Setting NoData and Adding Alpha Bands to Remove Black Borders

Ali Mokheamer
Ali Mokheamer
  • Updated

FME Version

  • FME 2023.2

Introduction

This article intends to illustrate some of the ways to work with NoData and Alpha bands, with the goal of removing a black border around an image. A combination of setting NoData, setting/adding an Alpha transparency band, and/or Clipping are illustrated. The different ways in which NoData and Alpha bands can be set/added and information on the best approach per use case are provided. Note that the format chosen for writing also determines whether there is NoData or Alpha—the quick facts of each format list whether NoData values or Alpha bands are supported. The raster that will be used is shown below.

original-raster.png

The data used in this step-by-step tutorial is available in the Files section of this article.

 

Step-By-Step Instructions

In this step-by-step tutorial, you will learn how to work with NoData and Alpha bands, with the goal of removing a black border around an image in 3 different scenarios.

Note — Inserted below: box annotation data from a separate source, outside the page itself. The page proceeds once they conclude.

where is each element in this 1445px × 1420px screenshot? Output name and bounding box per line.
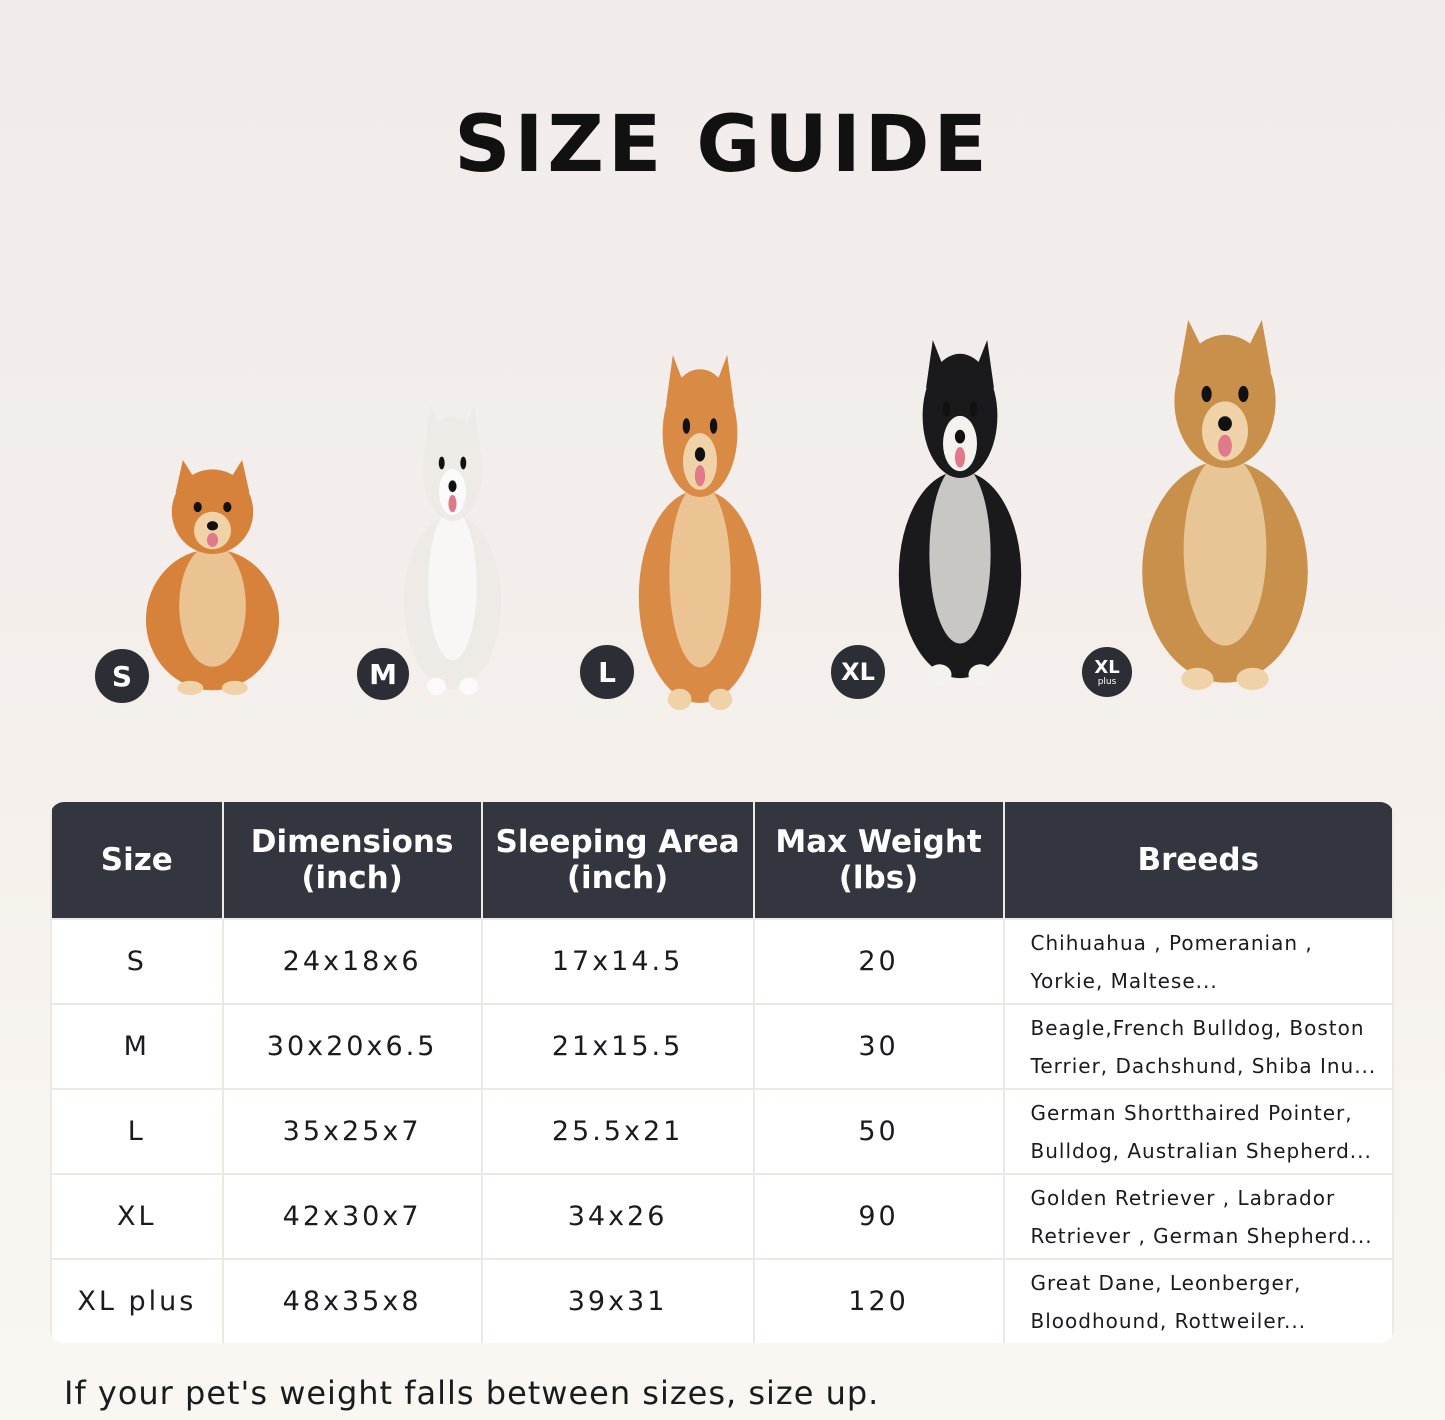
dog-pomeranian-image [145, 460, 280, 695]
table-header-row: Size Dimensions (inch) Sleeping Area (inch) M… [52, 802, 1392, 918]
cell-sleeping-area: 17x14.5 [482, 918, 753, 1003]
cell-max-weight: 120 [754, 1258, 1003, 1343]
table-row: M 30x20x6.5 21x15.5 30 Beagle,French Bulldog… [52, 1003, 1392, 1088]
breeds-line: Yorkie, Maltese... [1030, 968, 1218, 993]
cell-sleeping-area: 21x15.5 [482, 1003, 753, 1088]
header-line: Dimensions [250, 824, 454, 860]
cell-max-weight: 50 [754, 1088, 1003, 1173]
badge-label: L [598, 655, 616, 689]
cell-breeds: German Shortthaired Pointer, Bulldog, Aus… [1004, 1088, 1392, 1173]
cell-dimensions: 35x25x7 [223, 1088, 481, 1173]
size-badge-m: M [355, 646, 411, 702]
size-badge-s: S [93, 647, 151, 705]
header-size: Size [52, 802, 222, 918]
badge-sublabel: plus [1097, 677, 1117, 687]
cell-breeds: Golden Retriever , Labrador Retriever , G… [1004, 1173, 1392, 1258]
dog-french-bulldog-image [403, 405, 502, 695]
header-line: Size [100, 842, 173, 878]
cell-dimensions: 42x30x7 [223, 1173, 481, 1258]
badge-label: S [111, 659, 133, 693]
size-badge-xl: XL [829, 643, 887, 701]
size-badge-xlplus: XL plus [1080, 645, 1134, 699]
cell-size: XL [52, 1173, 222, 1258]
size-table: Size Dimensions (inch) Sleeping Area (inch) M… [50, 802, 1394, 1343]
cell-max-weight: 90 [754, 1173, 1003, 1258]
cell-size: XL plus [52, 1258, 222, 1343]
cell-breeds: Great Dane, Leonberger, Bloodhound, Rottw… [1004, 1258, 1392, 1343]
cell-sleeping-area: 25.5x21 [482, 1088, 753, 1173]
header-max-weight: Max Weight (lbs) [754, 802, 1003, 918]
badge-label: XL [1094, 657, 1120, 678]
sizing-note: If your pet's weight falls between sizes… [64, 1374, 880, 1412]
cell-breeds: Chihuahua , Pomeranian , Yorkie, Maltese.… [1004, 918, 1392, 1003]
breeds-line: Terrier, Dachshund, Shiba Inu... [1030, 1053, 1377, 1078]
dog-golden-retriever-image [1142, 320, 1308, 690]
header-line: (lbs) [838, 860, 919, 896]
cell-size: L [52, 1088, 222, 1173]
header-dimensions: Dimensions (inch) [223, 802, 481, 918]
table-row: XL 42x30x7 34x26 90 Golden Retriever , Labra… [52, 1173, 1392, 1258]
cell-max-weight: 30 [754, 1003, 1003, 1088]
header-line: Max Weight [775, 824, 982, 860]
cell-dimensions: 48x35x8 [223, 1258, 481, 1343]
header-line: (inch) [566, 860, 669, 896]
header-sleeping-area: Sleeping Area (inch) [482, 802, 753, 918]
cell-dimensions: 24x18x6 [223, 918, 481, 1003]
badge-label: XL [841, 658, 875, 686]
header-line: (inch) [301, 860, 403, 896]
breeds-line: Retriever , German Shepherd... [1030, 1223, 1373, 1248]
table-row: L 35x25x7 25.5x21 50 German Shortthaired Poi… [52, 1088, 1392, 1173]
cell-max-weight: 20 [754, 918, 1003, 1003]
dog-border-collie-image [898, 340, 1022, 685]
breeds-line: Bloodhound, Rottweiler... [1030, 1308, 1307, 1333]
cell-size: M [52, 1003, 222, 1088]
cell-breeds: Beagle,French Bulldog, Boston Terrier, Da… [1004, 1003, 1392, 1088]
header-breeds: Breeds [1004, 802, 1392, 918]
cell-size: S [52, 918, 222, 1003]
table-row: XL plus 48x35x8 39x31 120 Great Dane, Leonbe… [52, 1258, 1392, 1343]
breeds-line: Bulldog, Australian Shepherd... [1030, 1138, 1372, 1163]
cell-sleeping-area: 39x31 [482, 1258, 753, 1343]
breeds-line: German Shortthaired Pointer, [1030, 1100, 1353, 1125]
dog-shiba-inu-image [638, 355, 762, 710]
breeds-line: Chihuahua , Pomeranian , [1030, 930, 1313, 955]
page-title: SIZE GUIDE [454, 100, 991, 190]
cell-dimensions: 30x20x6.5 [223, 1003, 481, 1088]
table-row: S 24x18x6 17x14.5 20 Chihuahua , Pomeranian … [52, 918, 1392, 1003]
breeds-line: Golden Retriever , Labrador [1030, 1185, 1336, 1210]
breeds-line: Great Dane, Leonberger, [1030, 1270, 1302, 1295]
breeds-line: Beagle,French Bulldog, Boston [1030, 1015, 1365, 1040]
badge-label: M [369, 657, 397, 691]
size-badge-l: L [578, 643, 636, 701]
header-line: Breeds [1137, 842, 1260, 878]
cell-sleeping-area: 34x26 [482, 1173, 753, 1258]
header-line: Sleeping Area [495, 824, 740, 860]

For the three examples below, we will use a .fmwt workspace file (removeblackborders.fmwt), which can be downloaded from the Files section.

 

Option 1: Set NoData

1. View the GeoTIFF Dataset

Click on the reader feature type and select the View Written Data... icon in the menubar that appears above it. Alternatively, you can left-click on the reader feature type and select the View Written Data... option from the context menu. Zoom into the raster image until you see it pixelated, as shown in the image below. Select a black pixel and look at the Feature Information window. All three bands are set to "0".

before-rasterbandnodata-transformer.png

 

2. Set 0 to NoData with the RasterBandNoDataSetter Transformer

The border value, which is currently black, may be set to NoData using the RasterBandNoDataSetter transformer with a NoData value set to "0". This will result in the background becoming transparent. If done this way, there is the possibility that a pixel exists in the imagery (valid data range) that is actually set to "0" for all of the bands (matching the background).

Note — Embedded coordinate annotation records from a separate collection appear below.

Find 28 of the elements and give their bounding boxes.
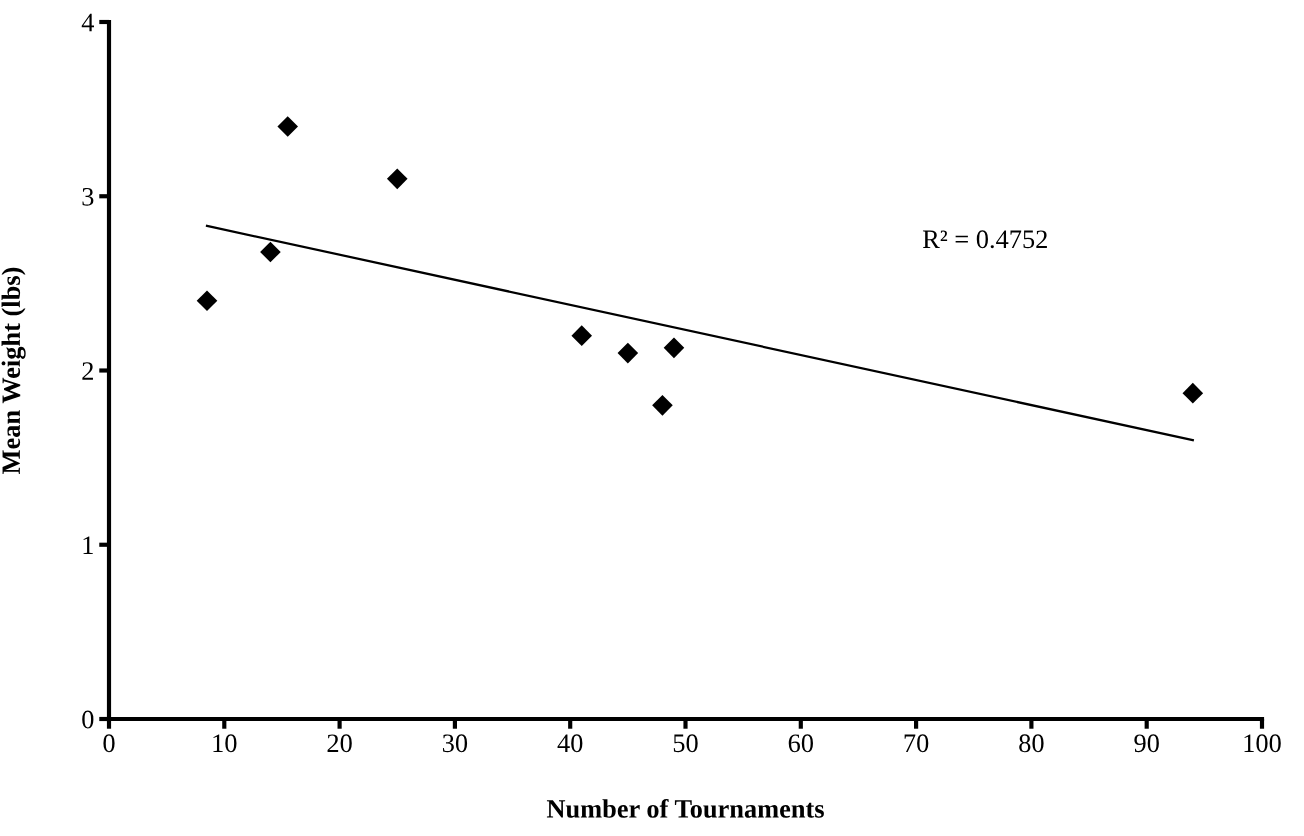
y-tick-label: 1 [83,536,93,554]
x-tick-label: 30 [442,734,468,753]
point [652,395,673,416]
x-tick-label: 70 [904,734,929,753]
point [386,168,408,190]
point [1182,382,1204,404]
point [571,325,593,346]
x-tick-label: 40 [557,734,583,753]
y-tick-label: 0 [82,710,94,729]
x-tick-label: 90 [1134,734,1159,753]
y-tick-label: 2 [82,362,93,380]
y-tick-label: 4 [81,13,94,32]
y-tick-label: 3 [82,187,94,206]
annotation: R² = 0.4752 [922,230,1047,249]
x-tick-label: 80 [1019,734,1044,753]
point [196,290,218,312]
point [663,337,685,359]
x-axis-title: Number of Tournaments [546,798,824,818]
x-tick-label: 60 [788,734,813,753]
x-tick-label: 10 [213,734,237,753]
x-tick-label: 0 [103,734,115,753]
point [617,342,639,364]
x-tick-label: 50 [673,734,698,753]
point [260,241,281,263]
x-tick-label: 20 [327,734,352,753]
y-axis-title: Mean Weight (lbs) [1,267,26,474]
point [277,116,299,137]
x-tick-label: 100 [1244,734,1281,753]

Take a look at the RasterBandNoDataSetter transformer parameters in the Set NoData bookmark. As you can see, the Nodata Value parameter is set to "0". Setting "0" to the Nodata parameter will make cells with this value transparent, which would generally be undesirable for valid data.

Select the RasterBandNoDataSetter transformer and the Run To This icon that appears over it in the menubar. Select a pixel that looks like the one in the image below and look at the Feature Information window. Those three bands from earlier have been set to "0 (Nodata)".

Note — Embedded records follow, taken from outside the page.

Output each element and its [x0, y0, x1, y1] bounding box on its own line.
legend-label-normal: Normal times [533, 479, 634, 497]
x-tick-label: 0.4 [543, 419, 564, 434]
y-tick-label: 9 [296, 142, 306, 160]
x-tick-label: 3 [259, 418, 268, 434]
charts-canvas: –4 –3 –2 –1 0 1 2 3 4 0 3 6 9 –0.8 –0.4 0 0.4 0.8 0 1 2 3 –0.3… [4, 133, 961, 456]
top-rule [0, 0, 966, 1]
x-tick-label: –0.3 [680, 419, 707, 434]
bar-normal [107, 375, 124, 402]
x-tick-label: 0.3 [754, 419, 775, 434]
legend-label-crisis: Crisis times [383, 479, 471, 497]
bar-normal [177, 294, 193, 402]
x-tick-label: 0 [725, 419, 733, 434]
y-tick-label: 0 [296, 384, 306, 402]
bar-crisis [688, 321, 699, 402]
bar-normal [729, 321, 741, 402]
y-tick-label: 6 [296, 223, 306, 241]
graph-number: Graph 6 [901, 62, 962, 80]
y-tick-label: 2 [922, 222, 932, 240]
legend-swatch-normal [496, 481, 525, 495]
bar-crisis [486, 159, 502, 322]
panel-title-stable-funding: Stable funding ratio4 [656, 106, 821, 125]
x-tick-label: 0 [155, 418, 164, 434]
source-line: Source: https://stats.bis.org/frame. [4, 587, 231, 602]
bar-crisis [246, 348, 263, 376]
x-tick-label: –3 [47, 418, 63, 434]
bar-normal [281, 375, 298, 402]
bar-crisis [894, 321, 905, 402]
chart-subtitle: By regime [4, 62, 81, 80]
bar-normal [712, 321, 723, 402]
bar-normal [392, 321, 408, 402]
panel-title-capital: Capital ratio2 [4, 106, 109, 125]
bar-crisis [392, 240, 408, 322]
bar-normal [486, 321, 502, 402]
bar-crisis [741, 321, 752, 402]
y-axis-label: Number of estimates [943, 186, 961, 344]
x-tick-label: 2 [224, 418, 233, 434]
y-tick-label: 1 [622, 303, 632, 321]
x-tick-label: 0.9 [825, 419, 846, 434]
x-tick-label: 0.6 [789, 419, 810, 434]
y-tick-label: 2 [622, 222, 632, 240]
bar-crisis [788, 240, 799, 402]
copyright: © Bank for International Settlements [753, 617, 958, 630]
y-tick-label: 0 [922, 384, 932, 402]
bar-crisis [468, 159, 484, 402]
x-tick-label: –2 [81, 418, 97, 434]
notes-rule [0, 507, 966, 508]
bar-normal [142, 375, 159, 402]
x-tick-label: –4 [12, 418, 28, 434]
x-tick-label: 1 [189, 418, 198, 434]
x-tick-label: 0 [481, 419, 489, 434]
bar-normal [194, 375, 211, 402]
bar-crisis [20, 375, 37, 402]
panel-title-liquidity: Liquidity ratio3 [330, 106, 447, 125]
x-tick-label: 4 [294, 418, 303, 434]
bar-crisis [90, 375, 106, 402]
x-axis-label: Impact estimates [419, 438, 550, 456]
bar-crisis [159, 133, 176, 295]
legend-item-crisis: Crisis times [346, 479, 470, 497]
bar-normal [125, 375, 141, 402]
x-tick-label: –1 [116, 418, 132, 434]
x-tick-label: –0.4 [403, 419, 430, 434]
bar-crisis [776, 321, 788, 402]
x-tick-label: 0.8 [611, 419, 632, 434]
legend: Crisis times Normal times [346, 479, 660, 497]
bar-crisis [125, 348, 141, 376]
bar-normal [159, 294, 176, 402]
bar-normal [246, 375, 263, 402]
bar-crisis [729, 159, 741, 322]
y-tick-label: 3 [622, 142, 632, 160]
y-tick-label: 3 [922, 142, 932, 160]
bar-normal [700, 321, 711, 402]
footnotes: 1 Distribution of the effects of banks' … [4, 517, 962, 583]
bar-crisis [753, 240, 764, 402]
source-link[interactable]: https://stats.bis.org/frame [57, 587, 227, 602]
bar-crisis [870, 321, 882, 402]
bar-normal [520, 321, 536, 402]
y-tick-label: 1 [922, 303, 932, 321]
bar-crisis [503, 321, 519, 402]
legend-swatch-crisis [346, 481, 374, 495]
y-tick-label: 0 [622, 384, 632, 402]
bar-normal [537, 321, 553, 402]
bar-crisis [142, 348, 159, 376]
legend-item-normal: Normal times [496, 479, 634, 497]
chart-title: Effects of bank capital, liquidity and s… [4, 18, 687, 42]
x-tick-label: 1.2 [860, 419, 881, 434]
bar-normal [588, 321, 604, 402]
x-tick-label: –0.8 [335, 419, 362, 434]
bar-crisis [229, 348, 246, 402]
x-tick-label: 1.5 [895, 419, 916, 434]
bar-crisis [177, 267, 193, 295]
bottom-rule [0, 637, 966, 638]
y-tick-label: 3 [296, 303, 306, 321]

after-rasterbandnodata-transformer.png

For 'numeric' data, it makes more sense to use NoData because you can likely pick a value that does not exist in the imagery.

 

Option 2: Clip the Black Border

1. View the "Clip the black border" Bookmark Workflow

The black border can be removed by creating a clipper feature or using an existing vector feature to clip away the black border using the Clipper transformer. This works well if there is no extra processing down the line. If the file is to be configured (i.e., reprojected), the result could very well have a black background again, as the issue of transparency still hasn't been addressed. This method could be used for formats that don't support Alpha (transparency) or NoData bands.

If reprojection were necessary, it would make sense to reproject first using the CsmapReprojector transformer and base the clipper feature on the reprojected imagery rather than the original, as the bounds will often change.

 

2. Run the Workspace

Run the workspace only using the "Clip the black border" bookmark and its transformers from the reader to the writer feature types. In Visual Preview, we will see the image below.

after-clipping-black-border.png

 

Option 3: Set the Alpha Band and Clip the Black Border

1. View the "Set the Alpha band and Clip the black border" Bookmark Workflow

This method not only clips the black border but also adds an Alpha transparency band so that any further processing, like reprojection, doesn't cause the black border to be introduced again. This is the best method to use if the output format supports the Alpha band and if the data will be configured further in later processing.

 

2. Run the Workspace

Run the workspace only using the Alpha band and "Clip the black border" bookmark and its transformers from the reader to the writer feature types. In Visual Preview, we will see the image below.

after-clipping-and-adding-alpha-band.png

 

Data Attribution

The data used here originates from open data made available by the City of Vancouver, British Columbia. It contains information licensed under the Open Government License - Vancouver.